Batizada de “Tira Multa”, a operação investiga irregularidades nas multas aplicadas pela Prefeitura desde 2021. Na casa da suspeita, desligada da administração municipal no começo do ano passado, foram cumpridos mandados de busca e apreensão. Segundo apurou O Fator, além de computadores e celulares, foram apreendidas armas e drogas.
Uma auditoria interna da Prefeitura realizada este ano encontrou inconsistências nos dados sobre as multas emitidas pelo Município. A estimativa é que os danos ao erário ultrapassem R$ 1,3 milhão. Os relatórios técnicos produzidos pela auditoria foram encaminhados à Polícia Civil e deram origem ao inquérito.

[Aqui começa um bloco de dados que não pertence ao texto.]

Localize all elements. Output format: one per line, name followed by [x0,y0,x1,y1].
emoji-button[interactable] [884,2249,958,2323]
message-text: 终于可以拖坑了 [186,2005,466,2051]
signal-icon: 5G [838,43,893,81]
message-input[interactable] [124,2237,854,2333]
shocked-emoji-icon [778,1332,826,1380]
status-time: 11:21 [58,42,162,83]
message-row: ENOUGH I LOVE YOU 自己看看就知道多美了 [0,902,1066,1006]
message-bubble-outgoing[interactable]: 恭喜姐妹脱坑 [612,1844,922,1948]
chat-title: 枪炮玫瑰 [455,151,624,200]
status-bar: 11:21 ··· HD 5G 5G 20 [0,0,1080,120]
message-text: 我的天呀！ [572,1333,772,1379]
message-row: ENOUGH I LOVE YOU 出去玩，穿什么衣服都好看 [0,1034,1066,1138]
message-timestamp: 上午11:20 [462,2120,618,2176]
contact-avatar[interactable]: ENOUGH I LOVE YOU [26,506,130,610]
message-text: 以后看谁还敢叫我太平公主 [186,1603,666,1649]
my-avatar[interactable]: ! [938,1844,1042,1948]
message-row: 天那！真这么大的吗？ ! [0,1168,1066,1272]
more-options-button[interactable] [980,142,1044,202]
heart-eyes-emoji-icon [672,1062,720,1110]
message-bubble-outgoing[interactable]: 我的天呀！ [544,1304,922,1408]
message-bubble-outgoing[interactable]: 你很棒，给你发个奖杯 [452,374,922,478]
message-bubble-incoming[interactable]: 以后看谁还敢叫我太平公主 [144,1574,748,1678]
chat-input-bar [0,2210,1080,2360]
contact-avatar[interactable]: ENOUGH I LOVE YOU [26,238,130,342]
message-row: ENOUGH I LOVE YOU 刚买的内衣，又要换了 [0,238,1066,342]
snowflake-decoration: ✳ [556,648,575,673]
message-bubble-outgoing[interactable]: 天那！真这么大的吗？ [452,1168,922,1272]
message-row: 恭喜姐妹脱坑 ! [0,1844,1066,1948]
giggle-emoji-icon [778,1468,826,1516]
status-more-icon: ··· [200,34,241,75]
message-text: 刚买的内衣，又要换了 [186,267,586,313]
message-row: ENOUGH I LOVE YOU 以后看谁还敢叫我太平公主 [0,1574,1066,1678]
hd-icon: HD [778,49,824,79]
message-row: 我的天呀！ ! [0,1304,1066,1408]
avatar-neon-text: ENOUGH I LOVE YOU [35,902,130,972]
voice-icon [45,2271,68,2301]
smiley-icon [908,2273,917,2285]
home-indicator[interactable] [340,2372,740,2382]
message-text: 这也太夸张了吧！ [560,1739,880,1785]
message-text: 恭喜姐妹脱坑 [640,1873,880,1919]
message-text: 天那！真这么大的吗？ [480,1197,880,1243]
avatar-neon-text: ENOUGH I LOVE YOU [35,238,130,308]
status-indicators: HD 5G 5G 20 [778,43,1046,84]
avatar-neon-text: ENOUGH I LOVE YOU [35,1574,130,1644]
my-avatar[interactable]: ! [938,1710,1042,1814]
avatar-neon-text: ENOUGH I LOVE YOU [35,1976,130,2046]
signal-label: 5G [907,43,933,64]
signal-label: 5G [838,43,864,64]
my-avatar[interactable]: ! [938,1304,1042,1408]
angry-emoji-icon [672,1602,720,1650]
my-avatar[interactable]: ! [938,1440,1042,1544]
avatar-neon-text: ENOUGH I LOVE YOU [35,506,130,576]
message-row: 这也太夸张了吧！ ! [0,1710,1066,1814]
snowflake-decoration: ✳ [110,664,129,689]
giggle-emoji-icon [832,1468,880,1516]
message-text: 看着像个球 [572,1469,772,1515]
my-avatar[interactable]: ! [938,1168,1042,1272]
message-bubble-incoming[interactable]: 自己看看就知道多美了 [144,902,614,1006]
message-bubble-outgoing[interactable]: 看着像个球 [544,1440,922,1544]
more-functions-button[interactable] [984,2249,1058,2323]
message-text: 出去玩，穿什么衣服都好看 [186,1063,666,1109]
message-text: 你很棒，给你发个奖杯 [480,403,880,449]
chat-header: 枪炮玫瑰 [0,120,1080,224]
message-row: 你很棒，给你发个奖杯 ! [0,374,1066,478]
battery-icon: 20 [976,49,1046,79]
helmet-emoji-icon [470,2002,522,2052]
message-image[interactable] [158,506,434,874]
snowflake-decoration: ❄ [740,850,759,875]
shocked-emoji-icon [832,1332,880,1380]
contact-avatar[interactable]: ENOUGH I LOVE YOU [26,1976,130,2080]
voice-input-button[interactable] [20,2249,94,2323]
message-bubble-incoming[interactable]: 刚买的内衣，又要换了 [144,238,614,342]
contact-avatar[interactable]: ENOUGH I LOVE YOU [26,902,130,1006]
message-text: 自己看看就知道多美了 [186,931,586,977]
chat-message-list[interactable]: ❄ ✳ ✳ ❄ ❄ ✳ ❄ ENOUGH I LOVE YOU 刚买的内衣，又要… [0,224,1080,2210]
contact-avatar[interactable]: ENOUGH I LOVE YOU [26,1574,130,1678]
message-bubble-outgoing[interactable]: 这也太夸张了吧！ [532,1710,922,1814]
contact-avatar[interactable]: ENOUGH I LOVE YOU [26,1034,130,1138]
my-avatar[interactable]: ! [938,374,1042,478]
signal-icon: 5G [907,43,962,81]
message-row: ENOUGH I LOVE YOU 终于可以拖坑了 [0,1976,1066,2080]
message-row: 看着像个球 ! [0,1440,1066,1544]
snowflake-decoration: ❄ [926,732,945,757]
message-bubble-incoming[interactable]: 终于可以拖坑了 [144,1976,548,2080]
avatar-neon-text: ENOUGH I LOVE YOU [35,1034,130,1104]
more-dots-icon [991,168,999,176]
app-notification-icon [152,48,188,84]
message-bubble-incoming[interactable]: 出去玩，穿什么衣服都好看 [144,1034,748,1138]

Segundo a investigação, a ex-servidora, então funcionária da Secretaria Municipal de Trânsito, contava com apoio do filho para fraudar o sistema da prefeitura. O homem usava plataformas digitais para oferecer serviços a condutores recém-multados, prometendo redução superior a 50% do valor oficial da infração. Foram 4.445 baixas irregulares, de acordo com o delegado responsável pelo caso, Fábio Lucas Gabrich Cruz.
Medicamentos emagrecedores
Além do conluio dentro da Secretaria Municipal de Trânsito, a polícia descobriu que a ex-servidora participava de um esquema de venda irregular de remédios emagrecedores. As marcas desses remédios não foi informada.
A polícia informou ter apreendido fármacos do tipo de origem estrangeira, sem registro nos órgãos de vigilância sanitária. Segundo o delegado, a mulher confessou que fracionava os medicamentos em seringas de maneira clandestina, sem qualquer formação na área da saúde.
Carros de luxo e dinheiro vivo
A Polícia Civil também apreendeu R$ 11.474 em dinheiro vivo no cumprimento dos mandados em Santa Luzia. Uma caminhonete e uma motocicleta de alta cilindrada, avaliados, juntos, em R$ 160 mil, também foram apreendidos.
Os agentes também apreenderam relógios de luxo, dispositivos eletrônicos de última geração, joias e um grande volume de itens hospitalares, como seringas e agulhas, ligadas à venda clandestina de medicamentos emagrecedores.